In 2015, tech entrepreneurs founded Color to offer affordable genetic testing. Two of the founders had worked at Google and Twitter. Their work in consumer platforms is visible in Color’s user-friendly approach toward patients and toward physicians.
For patients, the attraction was low price. For physicians, it was ease of use, noted Darrin Crisitello, Color’s VP of Global Sales, Marketing, and Operations.
“We want to make it easier for physicians to order tests so they can spend their time with their patients,” he explained. “Our design, product, and engineering teams aim to offer providers a simple user-friendly experience.
“On our platform, a physician enters patient information,” continued Crisitello. “The system then identifies the insurer’s criteria and the patient’s potential out-of-pocket costs, including the deductible and co-pay.

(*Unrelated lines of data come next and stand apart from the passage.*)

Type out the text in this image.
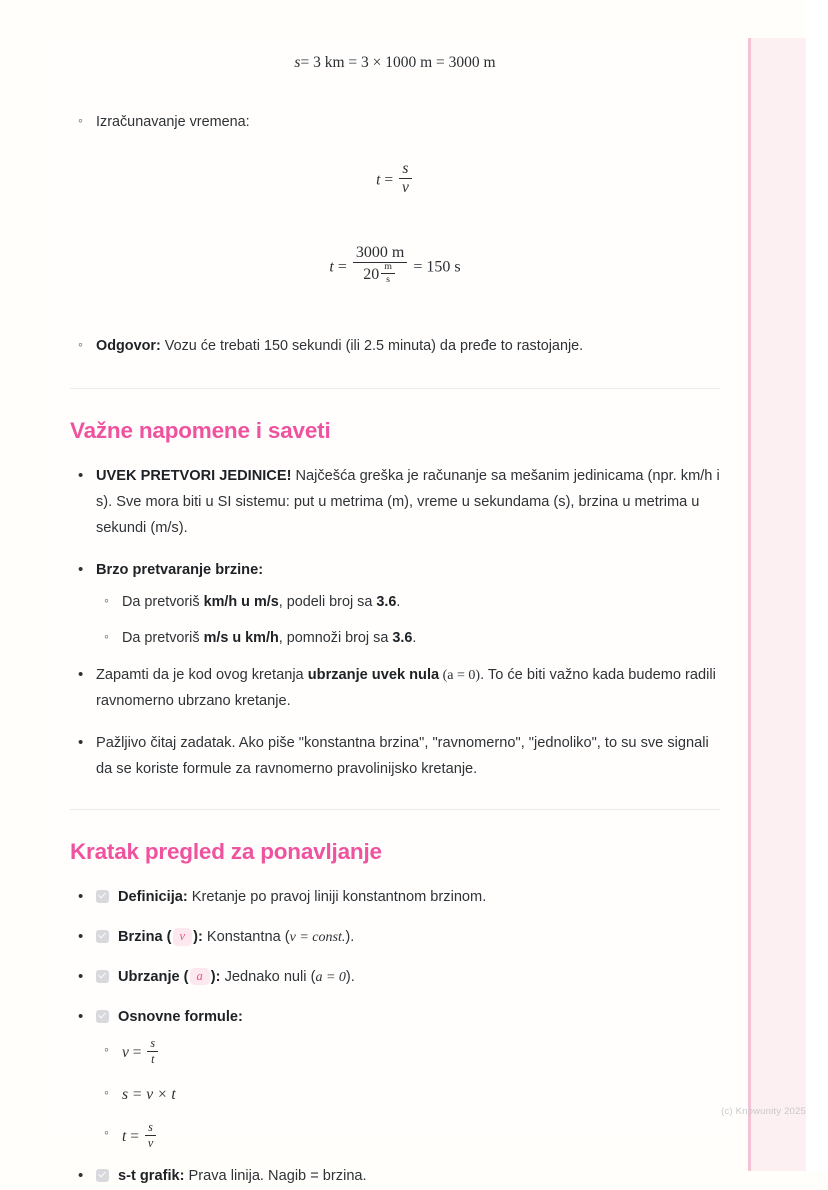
s= 3 km = 3 × 1000 m = 3000 m
◦ Izračunavanje vremena:
$t = \frac{s}{v}$
$t = \frac{3000 m}{20 \frac{m}{s}} = 150$ s
◦ Odgovor: Vozu će trebati 150 sekundi (ili 2.5 minuta) da pređe to rastojanje.
Važne napomene i saveti
• UVEK PRETVORI JEDINICE! Najčešća greška je računanje sa mešanim jedinicama (npr. km/h i s). Sve mora biti u SI sistemu: put u metrima (m), vreme u sekundama (s), brzina u metrima u sekundi (m/s).
• Brzo pretvaranje brzine:
◦ Da pretvoriš km/h u m/s, podeli broj sa 3.6.
◦ Da pretvoriš m/s u km/h, pomnoži broj sa 3.6.
• Zapamti da je kod ovog kretanja ubrzanje uvek nula (a = 0). To će biti važno kada budemo radili ravnomerno ubrzano kretanje.
• Pažljivo čitaj zadatak. Ako piše "konstantna brzina", "ravnomerno", "jednoliko", to su sve signali da se koriste formule za ravnomerno pravolinijsko kretanje.
Kratak pregled za ponavljanje
• Definicija: Kretanje po pravoj liniji konstantnom brzinom.
• Brzina ( v ): Konstantna (v = const.).
• Ubrzanje ( a ): Jednako nuli (a = 0).
• Osnovne formule:
◦ $v = \frac{s}{t}$
◦ s = v × t
◦ $t = \frac{s}{v}$
• s-t grafik: Prava linija. Nagib = brzina.
(c) Knowunity 2025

“This tool streamlines the ordering and approval process for our genetic test because it gives the physician the information he or she needs to decide whether to choose the self-pay or insurance-submission process,” he explained. “Therefore, physicians can be more efficient when ordering a genetic test from Color.
“In this industry, the payer system for adjudicating claims is challenging,” added Crisitello. “It shouldn’t take 12 people to review and process a lab test claim. It seems to have reached this point because a significant number of labs are billing exorbitant amounts and payers have installed various restrictions and denials to ensure that they’re properly managing costs.
“We hope that the best way turns out to be the simplest way,” he added. “We’d like to see payers tell our lab what the criteria is for their patients. Then our lab will submit only those patients who meet that test criteria. When we submit the claim, the health plans will pay us. In that way, we make the process as simple and efficient as possible.”